Thursday, December 1, 2016

BucketFeet Trying to Reinvent Footwear

BucketFeet trying to reinvent footwear

Every company has a mission, and every brand has a purpose. For some, it’s about a cause or a deep-seated desire for change. For others, it’s about innovation or just making as much money as possible. All noble goals. For footwear company BucketFeet, the goal is to connect people through art.

The company began as the epitome of the Everyman Makes Good story. Raaja Nemani and Aaron Firestein met while volunteering at a slum in Argentina. Firestein was working as a photographer in the country, but, as a hobby, he painted plain white Converse and sold them through Facebook.

Nemani, an investment banker on vacation, bought a pair of Firestein’s shoes for himself. No matter where he traveled, the shoes sparked conversation. In an interview with CNN, Nemani called the shoes a “great icebreaker” … “Everywhere I went, people would ask me about them, whether I was in a country in Africa or Southeast Asia. I had this really interesting story to tell because there was an artist behind the shoes and a story behind the art.”

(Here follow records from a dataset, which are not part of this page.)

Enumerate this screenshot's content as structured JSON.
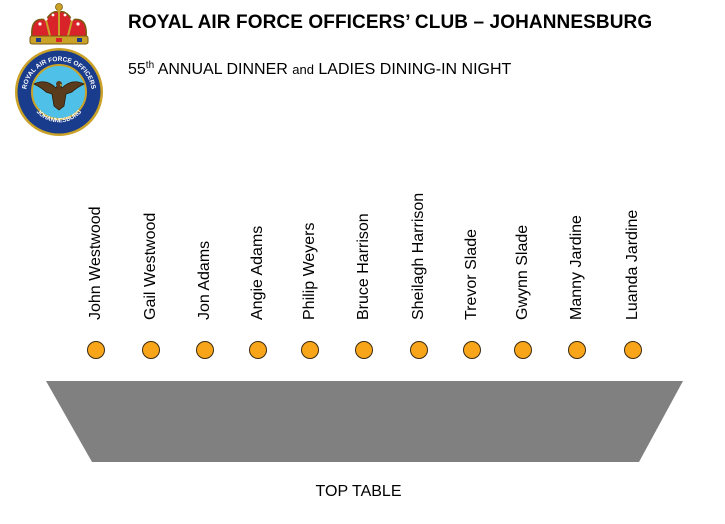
{
  "header": {
    "title": "ROYAL AIR FORCE OFFICERS’ CLUB – JOHANNESBURG",
    "subtitle_number": "55",
    "subtitle_suffix": "th",
    "subtitle_part1": " ANNUAL DINNER ",
    "subtitle_and": "and",
    "subtitle_part2": " LADIES DINING-IN NIGHT"
  },
  "emblem": {
    "ring_text_top": "ROYAL AIR FORCE OFFICERS",
    "ring_text_left": "ROYAL",
    "ring_text_right": "CLUB",
    "ring_text_bottom": "JOHANNESBURG",
    "ring_color": "#1a3c8c",
    "inner_color": "#4fc1e9",
    "crown_color": "#d8232a",
    "gold_color": "#c9a227"
  },
  "guests": [
    "John Westwood",
    "Gail Westwood",
    "Jon Adams",
    "Angie Adams",
    "Philip Weyers",
    "Bruce Harrison",
    "Sheilagh Harrison",
    "Trevor Slade",
    "Gwynn Slade",
    "Manny Jardine",
    "Luanda Jardine"
  ],
  "seat_color": "#f8a51a",
  "table": {
    "label": "TOP TABLE",
    "color": "#808080"
  }
}
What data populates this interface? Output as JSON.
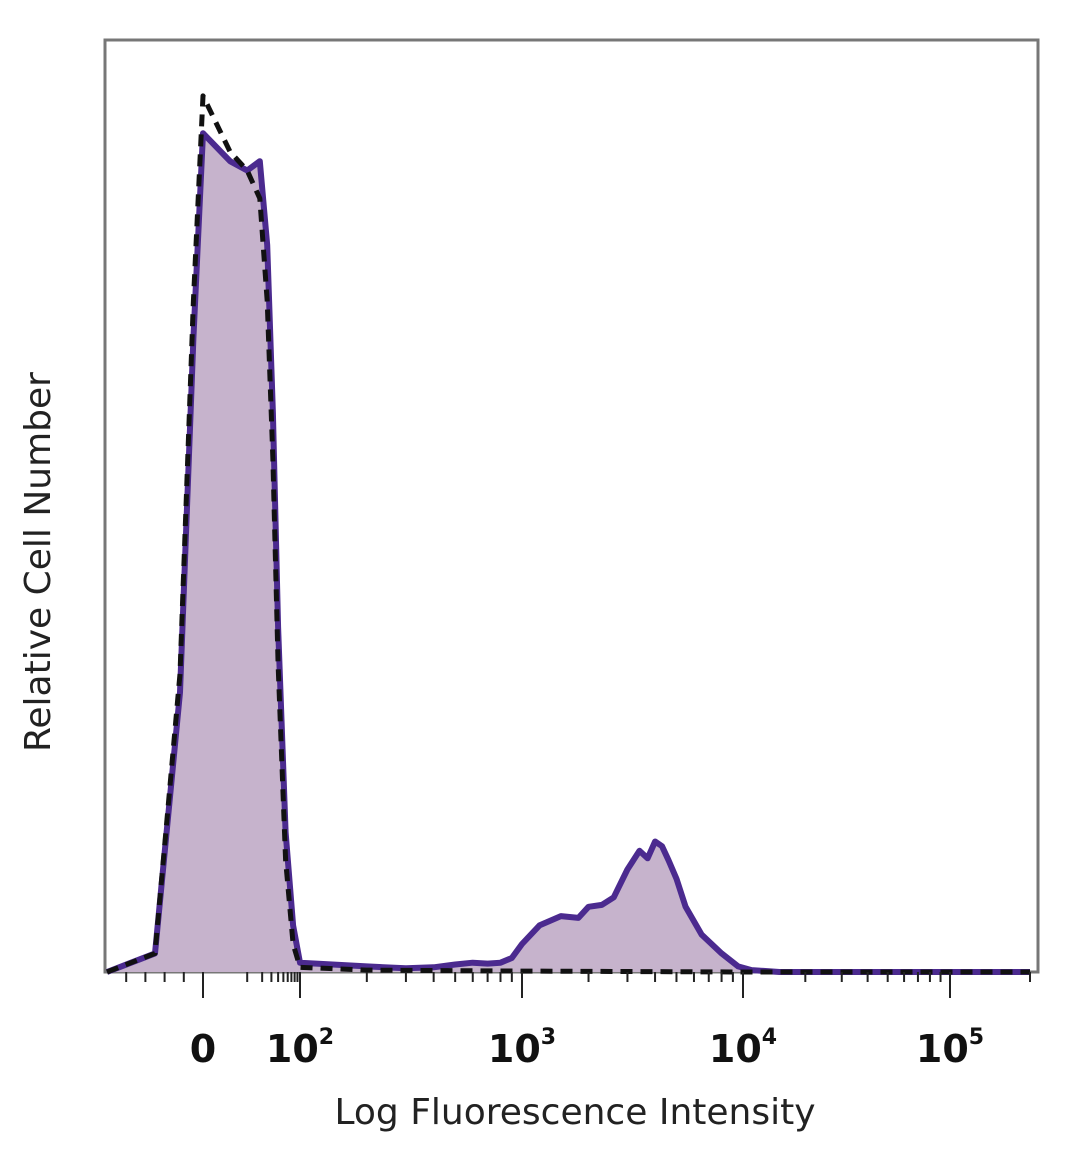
{
  "chart_data": {
    "type": "area",
    "xlabel": "Log Fluorescence Intensity",
    "ylabel": "Relative Cell Number",
    "x_scale": "biexponential (log)",
    "xlim": [
      -50,
      200000
    ],
    "ylim": [
      0,
      1.0
    ],
    "grid": false,
    "x_ticks": [
      {
        "value": 0,
        "base": "0",
        "exp": ""
      },
      {
        "value": 100,
        "base": "10",
        "exp": "2"
      },
      {
        "value": 1000,
        "base": "10",
        "exp": "3"
      },
      {
        "value": 10000,
        "base": "10",
        "exp": "4"
      },
      {
        "value": 100000,
        "base": "10",
        "exp": "5"
      }
    ],
    "series": [
      {
        "style": "solid line, filled",
        "color": "#4b2a8f",
        "fill": "#c6b3cc",
        "x": [
          -50,
          -25,
          -12,
          -5,
          0,
          4,
          10,
          18,
          25,
          32,
          40,
          55,
          75,
          100,
          140,
          200,
          300,
          400,
          500,
          600,
          700,
          800,
          900,
          1000,
          1200,
          1500,
          1800,
          2000,
          2300,
          2600,
          3000,
          3400,
          3700,
          4000,
          4300,
          4600,
          5000,
          5500,
          6500,
          8000,
          9500,
          11000,
          15000,
          30000,
          100000,
          200000
        ],
        "values": [
          0,
          0.02,
          0.3,
          0.68,
          0.9,
          0.87,
          0.86,
          0.87,
          0.78,
          0.6,
          0.37,
          0.15,
          0.05,
          0.01,
          0.008,
          0.006,
          0.004,
          0.005,
          0.008,
          0.01,
          0.009,
          0.01,
          0.015,
          0.03,
          0.05,
          0.06,
          0.058,
          0.07,
          0.072,
          0.08,
          0.11,
          0.13,
          0.122,
          0.14,
          0.135,
          0.12,
          0.1,
          0.07,
          0.04,
          0.02,
          0.006,
          0.002,
          0.0,
          0.0,
          0.0,
          0.0
        ]
      },
      {
        "style": "dashed line",
        "color": "#111111",
        "x": [
          -50,
          -25,
          -12,
          -5,
          0,
          4,
          10,
          18,
          25,
          32,
          40,
          55,
          75,
          100,
          200,
          1000,
          10000,
          200000
        ],
        "values": [
          0,
          0.02,
          0.32,
          0.72,
          0.94,
          0.88,
          0.86,
          0.83,
          0.72,
          0.55,
          0.33,
          0.12,
          0.03,
          0.005,
          0.002,
          0.001,
          0.0,
          0.0
        ]
      }
    ]
  },
  "colors": {
    "frame": "#777777",
    "axis": "#222222"
  }
}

So, why not give other people the opportunity for this experience? That was the idea behind what would become BucketFeet, a new enterprise on the rise. The plan is to give artists a place to sell their work, mostly custom-designed shoes. It’s a simple formula. Artists create designs. If those designs are put into production, the artist gets $250 up front and a buck for every pair sold. The concept exploded in the international art community. Now, more than 40,000 artists are on board, vying for attention and sales.

So, there’s no doubt BucketFeet will be able to maintain a fresh product line. The struggle will be to make it worth the artists’ time to create the work. Market saturation could be a real issue here, and standing out in a very crowded market could be a tough hill to climb for any artist. That said, it’s a tremendous opportunity for an artist who knows how to market, collaborate, and connect.

For help with this, BucketFeet recently launched an interactive program where customers – or potential customers – can vote on their favorite designs. This gives the company actionable information, showing them which designs are more likely to sell. This helps smart artists too. If they figure out what the market wants, they can deliver that with more accuracy and efficiency, increasing their profit and their success rate.

David Milberg is a financial analyst in NYC.